7th August 2013 By: Henry Lazenby - Creamer Media Deputy Editor: North America

TORONTO (miningweekly.com) – The average yearly price for high-grade fluorspar, or acidspar as it is also known, is expected to rise by 16% through to 2020 as demand grows, tempered in the medium term by new supplies, market analysts Byron Capital Markets said in a recent report.

The analysts’ report, titled ‘Introduction to fluorspar and an acidspar price deck’ had concluded that the expected average yearly price for acidspar would reach $441/t by 2020, assuming at least four new producers entered the market during this time, and the largest acidspar producer, Mexichem’s output increased. Current prices hovered at about $380/t.

“We fully expect additional producers to be attracted by those increasing prices in 2016 and beyond, but we also fully expect the market to remain robust and profitable,” clean technologies and materials analyst and report coauthor Jon Hykawy said.

He added that, barring a near-term economic collapse, or a serious situation developing within either global steel or aluminium industries, there would be no reason for acidspar prices to fall back to the price levels seen during the global financial crisis.

“For various reasons, spot prices for acidspar are higher than the contract prices we have analysed and these price levels are easily sufficient to maintain industry profitability,” Hykawy said.

Fluorspar, also known as fluorite, is a mineral composed mainly of calcium fluoride (CaF2). It is generally categorised by CaF2 content as either metallurgical grade (60% to 85%), ceramic grade (85% to 96%) or acid grade (97%+). Acidspar is the highest-grade form of fluorspar and has the highest indirect use in downstream industries.
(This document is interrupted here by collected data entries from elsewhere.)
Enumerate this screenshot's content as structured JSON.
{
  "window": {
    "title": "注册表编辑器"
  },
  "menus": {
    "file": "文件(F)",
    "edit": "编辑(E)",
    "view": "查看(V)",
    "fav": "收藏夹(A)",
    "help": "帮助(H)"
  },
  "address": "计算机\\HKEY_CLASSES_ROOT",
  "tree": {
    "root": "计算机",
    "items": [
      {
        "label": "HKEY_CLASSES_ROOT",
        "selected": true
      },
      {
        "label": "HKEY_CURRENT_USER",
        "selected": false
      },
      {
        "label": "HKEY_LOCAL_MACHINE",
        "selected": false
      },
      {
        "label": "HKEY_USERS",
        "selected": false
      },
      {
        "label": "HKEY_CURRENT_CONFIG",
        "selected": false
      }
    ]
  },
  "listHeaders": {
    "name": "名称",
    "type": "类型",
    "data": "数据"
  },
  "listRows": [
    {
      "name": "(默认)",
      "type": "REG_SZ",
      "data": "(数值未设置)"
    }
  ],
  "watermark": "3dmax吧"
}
The analysts explained that fluorspar is the dominant source for the chemical element fluorine (F), and owing to F’s extreme chemical properties, it was largely irreplaceable in its use. These uses include steel pickling, aluminium smelting, fluoropolymers and fluorochemicals, making fluorspar critical to driving economic growth in the future.
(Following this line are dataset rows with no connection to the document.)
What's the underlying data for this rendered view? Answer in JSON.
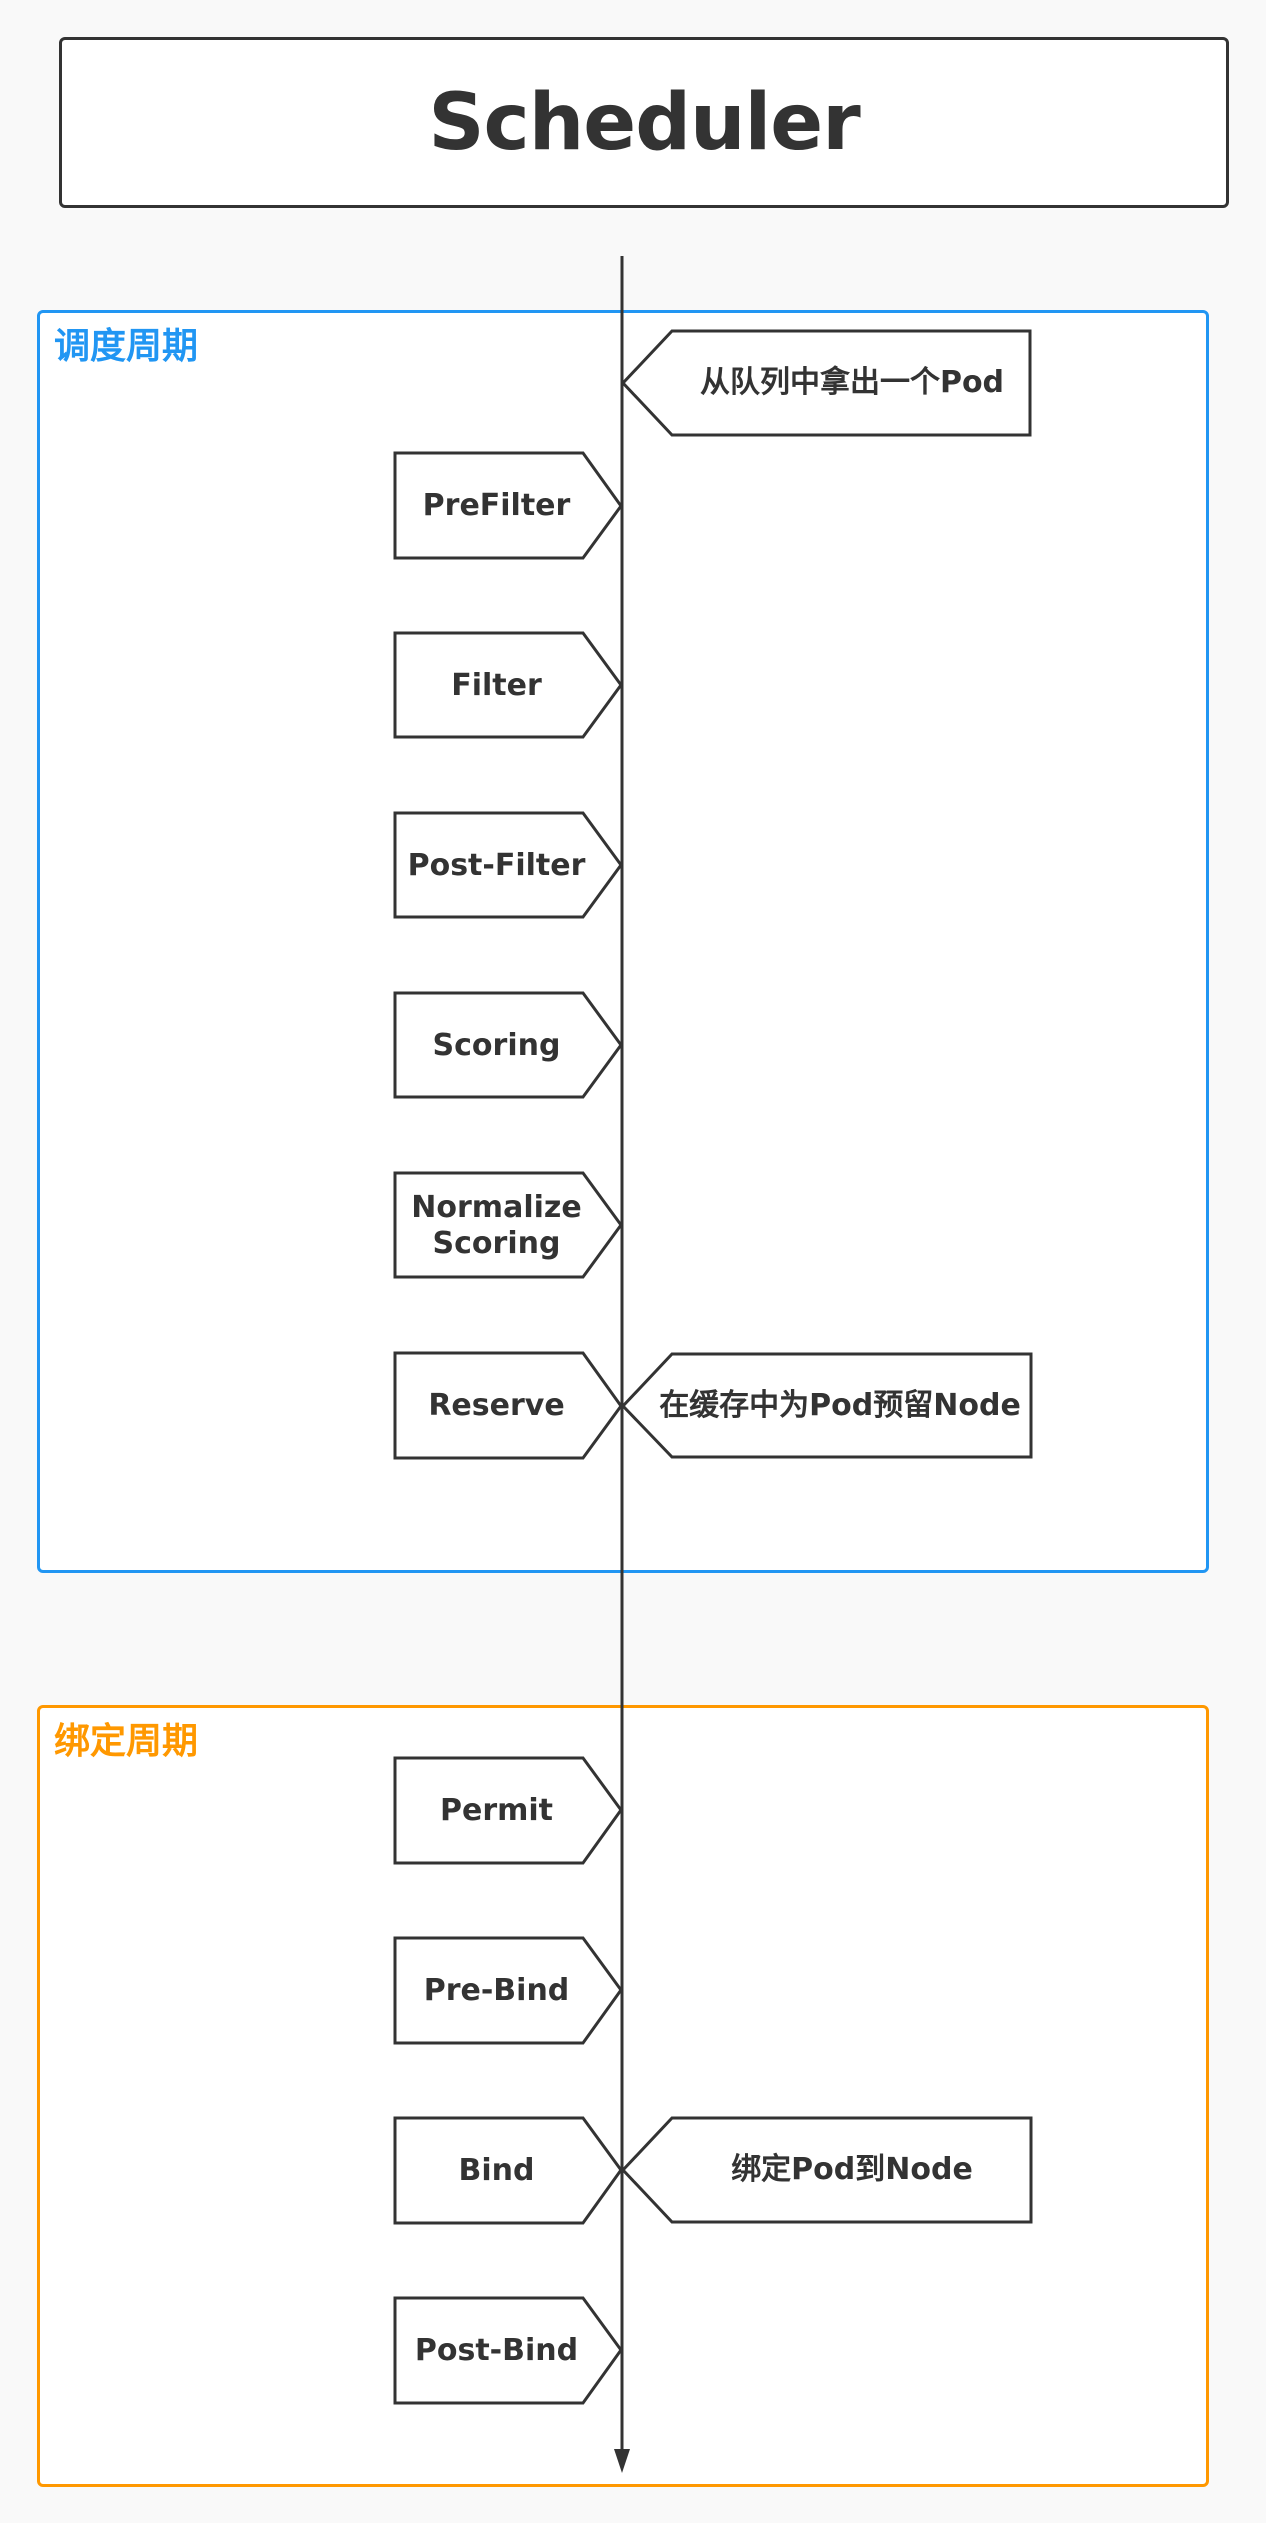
{
  "title": "Scheduler",
  "colors": {
    "line": "#333333",
    "scheduling_cycle": "#2196F3",
    "binding_cycle": "#FF9800",
    "background": "#f9f9f9"
  },
  "phases": [
    {
      "id": "scheduling",
      "label": "调度周期",
      "steps": [
        "PreFilter",
        "Filter",
        "Post-Filter",
        "Scoring",
        "Normalize Scoring",
        "Reserve"
      ]
    },
    {
      "id": "binding",
      "label": "绑定周期",
      "steps": [
        "Permit",
        "Pre-Bind",
        "Bind",
        "Post-Bind"
      ]
    }
  ],
  "steps": {
    "prefilter": "PreFilter",
    "filter": "Filter",
    "post_filter": "Post-Filter",
    "scoring": "Scoring",
    "normalize_scoring": "Normalize\nScoring",
    "reserve": "Reserve",
    "permit": "Permit",
    "pre_bind": "Pre-Bind",
    "bind": "Bind",
    "post_bind": "Post-Bind"
  },
  "notes": {
    "dequeue": "从队列中拿出一个Pod",
    "reserve": "在缓存中为Pod预留Node",
    "bind": "绑定Pod到Node"
  }
}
Fluorite is a widely occurring mineral, which is found in large deposits in many areas. Notable deposits occur in China, Germany, Austria, Switzerland, England, Norway, Mexico, and both the provinces of Ontario and Newfoundland and Labrador, in Canada, with the largest deposits being in South Africa.
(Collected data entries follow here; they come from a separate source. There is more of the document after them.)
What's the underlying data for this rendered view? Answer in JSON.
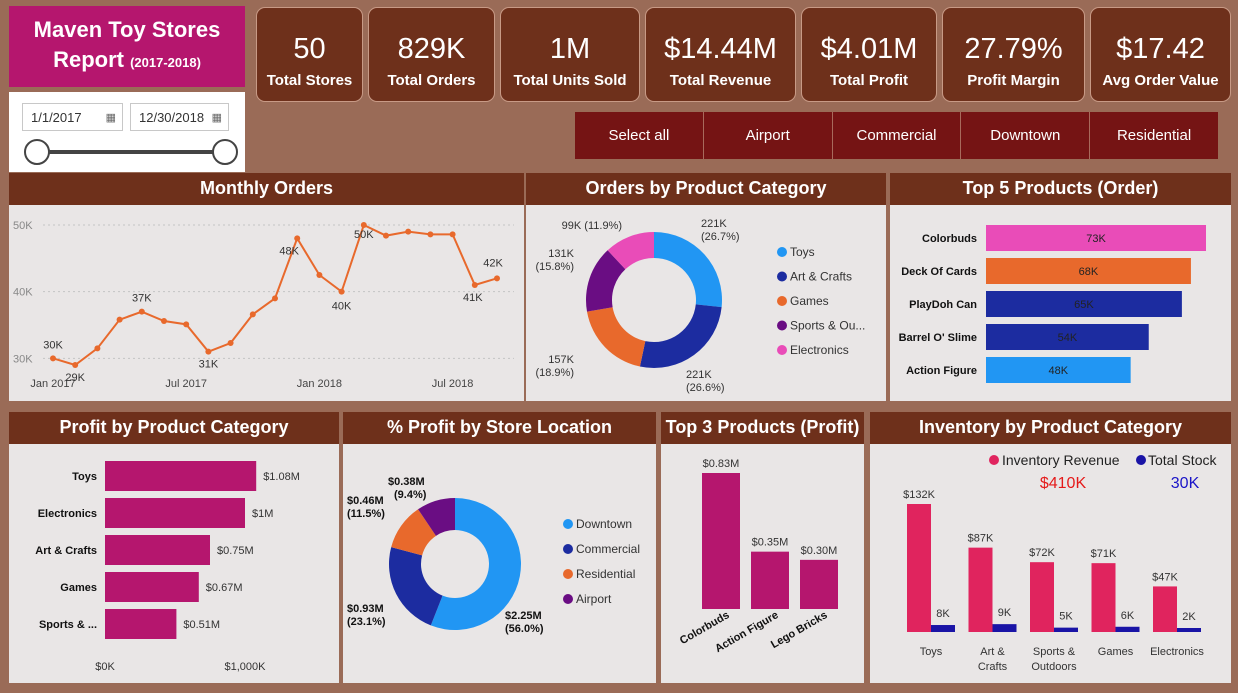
{
  "header": {
    "title_line1": "Maven Toy Stores",
    "title_line2": "Report",
    "title_years": "(2017-2018)"
  },
  "date_filter": {
    "start": "1/1/2017",
    "end": "12/30/2018"
  },
  "kpis": [
    {
      "value": "50",
      "label": "Total Stores"
    },
    {
      "value": "829K",
      "label": "Total Orders"
    },
    {
      "value": "1M",
      "label": "Total Units Sold"
    },
    {
      "value": "$14.44M",
      "label": "Total Revenue"
    },
    {
      "value": "$4.01M",
      "label": "Total Profit"
    },
    {
      "value": "27.79%",
      "label": "Profit Margin"
    },
    {
      "value": "$17.42",
      "label": "Avg Order Value"
    }
  ],
  "location_slicer": [
    "Select all",
    "Airport",
    "Commercial",
    "Downtown",
    "Residential"
  ],
  "colors": {
    "background": "#9a6b57",
    "header_brown": "#6e301b",
    "magenta": "#b5166e",
    "orange": "#e8692c",
    "blue": "#2196f3",
    "navy": "#1c2ca0",
    "purple": "#6a0d83",
    "pink": "#e94cb8",
    "inventory_red": "#e0245e",
    "inventory_navy": "#1a14a6"
  },
  "chart_data": [
    {
      "id": "monthly_orders",
      "type": "line",
      "title": "Monthly Orders",
      "xlabel": "",
      "ylabel": "",
      "x": [
        "2017-01",
        "2017-02",
        "2017-03",
        "2017-04",
        "2017-05",
        "2017-06",
        "2017-07",
        "2017-08",
        "2017-09",
        "2017-10",
        "2017-11",
        "2017-12",
        "2018-01",
        "2018-02",
        "2018-03",
        "2018-04",
        "2018-05",
        "2018-06",
        "2018-07",
        "2018-08",
        "2018-09",
        "2018-10",
        "2018-11",
        "2018-12"
      ],
      "x_tick_labels": [
        "Jan 2017",
        "Jul 2017",
        "Jan 2018",
        "Jul 2018"
      ],
      "values": [
        30,
        29,
        31.5,
        35.8,
        37,
        35.6,
        35.1,
        31,
        32.3,
        36.6,
        39,
        48,
        42.5,
        40,
        50,
        48.4,
        49,
        48.6,
        48.6,
        41,
        42
      ],
      "y_ticks": [
        "30K",
        "40K",
        "50K"
      ],
      "ylim": [
        27.5,
        51.5
      ],
      "data_labels": [
        {
          "index": 0,
          "text": "30K"
        },
        {
          "index": 1,
          "text": "29K"
        },
        {
          "index": 4,
          "text": "37K"
        },
        {
          "index": 7,
          "text": "31K"
        },
        {
          "index": 11,
          "text": "48K"
        },
        {
          "index": 13,
          "text": "40K"
        },
        {
          "index": 14,
          "text": "50K"
        },
        {
          "index": 19,
          "text": "41K"
        },
        {
          "index": 20,
          "text": "42K"
        }
      ]
    },
    {
      "id": "orders_by_category",
      "type": "pie",
      "title": "Orders by Product Category",
      "categories": [
        "Toys",
        "Art & Crafts",
        "Games",
        "Sports & Ou...",
        "Electronics"
      ],
      "values": [
        221,
        221,
        157,
        131,
        99
      ],
      "labels": [
        {
          "value": "221K",
          "pct": "(26.7%)"
        },
        {
          "value": "221K",
          "pct": "(26.6%)"
        },
        {
          "value": "157K",
          "pct": "(18.9%)"
        },
        {
          "value": "131K",
          "pct": "(15.8%)"
        },
        {
          "value": "99K",
          "pct": "(11.9%)"
        }
      ],
      "colors": [
        "#2196f3",
        "#1c2ca0",
        "#e8692c",
        "#6a0d83",
        "#e94cb8"
      ],
      "legend": "right"
    },
    {
      "id": "top5_products_orders",
      "type": "bar",
      "title": "Top 5 Products (Order)",
      "categories": [
        "Colorbuds",
        "Deck Of Cards",
        "PlayDoh Can",
        "Barrel O' Slime",
        "Action Figure"
      ],
      "values": [
        73,
        68,
        65,
        54,
        48
      ],
      "value_labels": [
        "73K",
        "68K",
        "65K",
        "54K",
        "48K"
      ],
      "colors": [
        "#e94cb8",
        "#e8692c",
        "#1c2ca0",
        "#1c2ca0",
        "#2196f3"
      ],
      "orientation": "horizontal"
    },
    {
      "id": "profit_by_category",
      "type": "bar",
      "title": "Profit by Product Category",
      "categories": [
        "Toys",
        "Electronics",
        "Art & Crafts",
        "Games",
        "Sports & ..."
      ],
      "values": [
        1.08,
        1.0,
        0.75,
        0.67,
        0.51
      ],
      "value_labels": [
        "$1.08M",
        "$1M",
        "$0.75M",
        "$0.67M",
        "$0.51M"
      ],
      "x_ticks": [
        "$0K",
        "$1,000K"
      ],
      "xlim": [
        0,
        1.0
      ],
      "orientation": "horizontal"
    },
    {
      "id": "profit_by_location",
      "type": "pie",
      "title": "% Profit by Store Location",
      "categories": [
        "Downtown",
        "Commercial",
        "Residential",
        "Airport"
      ],
      "values": [
        2.25,
        0.93,
        0.46,
        0.38
      ],
      "labels": [
        {
          "value": "$2.25M",
          "pct": "(56.0%)"
        },
        {
          "value": "$0.93M",
          "pct": "(23.1%)"
        },
        {
          "value": "$0.46M",
          "pct": "(11.5%)"
        },
        {
          "value": "$0.38M",
          "pct": "(9.4%)"
        }
      ],
      "colors": [
        "#2196f3",
        "#1c2ca0",
        "#e8692c",
        "#6a0d83"
      ],
      "legend": "right"
    },
    {
      "id": "top3_products_profit",
      "type": "bar",
      "title": "Top 3 Products (Profit)",
      "categories": [
        "Colorbuds",
        "Action Figure",
        "Lego Bricks"
      ],
      "values": [
        0.83,
        0.35,
        0.3
      ],
      "value_labels": [
        "$0.83M",
        "$0.35M",
        "$0.30M"
      ],
      "orientation": "vertical"
    },
    {
      "id": "inventory_by_category",
      "type": "bar",
      "title": "Inventory by Product Category",
      "categories": [
        "Toys",
        "Art & Crafts",
        "Sports & Outdoors",
        "Games",
        "Electronics"
      ],
      "category_lines": [
        [
          "Toys"
        ],
        [
          "Art &",
          "Crafts"
        ],
        [
          "Sports &",
          "Outdoors"
        ],
        [
          "Games"
        ],
        [
          "Electronics"
        ]
      ],
      "series": [
        {
          "name": "Inventory Revenue",
          "values": [
            132,
            87,
            72,
            71,
            47
          ],
          "labels": [
            "$132K",
            "$87K",
            "$72K",
            "$71K",
            "$47K"
          ],
          "total": "$410K",
          "color": "#e0245e"
        },
        {
          "name": "Total Stock",
          "values": [
            8,
            9,
            5,
            6,
            2
          ],
          "labels": [
            "8K",
            "9K",
            "5K",
            "6K",
            "2K"
          ],
          "total": "30K",
          "color": "#1a14a6"
        }
      ],
      "orientation": "vertical",
      "legend": "top"
    }
  ]
}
The report highlighted the steel and aluminium industry’s demand as being the highest for the chemical. The World Steel Association recently noted that steel production grew only 1.2% in 2012, and the organisation predicted that growth would be 2.9% in 2013 and 3.2% in 2014, with a long-term compound annual growth rate of 4.4% through to 2020.

In the fluoropolymer and fluorochemical industry, several authors had estimated growth rates that correspond to levels of more than 50% above the average global gross domestic product (GDP) growth rate of about 2.35% for 2006 to 2011.

The analysts said the limited available data on this supported the conjecture, and added that they would assume a conservative growth level for this use of about 150% of the global GDP to 2020.

For industries using fluorine in advanced refrigerants, the analysts predicted demand would essentially grow at the same rate as global GDP, at least - despite the growing use of alternative refrigerants - based on available data from 2004 to the present day. “We conservatively extend this growth through 2020.”

The World Bank had estimated the world GDP to grow by about 3% through to 2020.

On the supply side, the report quoted US Geological Survey data showing that China was, in 2010, responsible for producing about 3.3-million tonnes of fluorspar. Looking forward at the current producers, the largest, and the one with the most clearly stated expansion plans, was Mexichem.

In 2010, Mexichem was producing roughly 600 000 t/y of acidspar and, in the fall of 2012, announced plans to expand production to 1.2-million tonnes a year, through acquiring existing mines and organic growth.

Byron Capital said it believed that only about 400 000 t/y of Mexichem’s expected 1.2-million tonnes a year would be new production, starting from 2014 and, despite having the lowest production costs in the industry, the company had also stated that it intended to produce downstream products and would not sell its acidspar.

How well this new capacity would be absorbed by the existing market was thus debatable, but the analysts expected the company would consume all of its new production.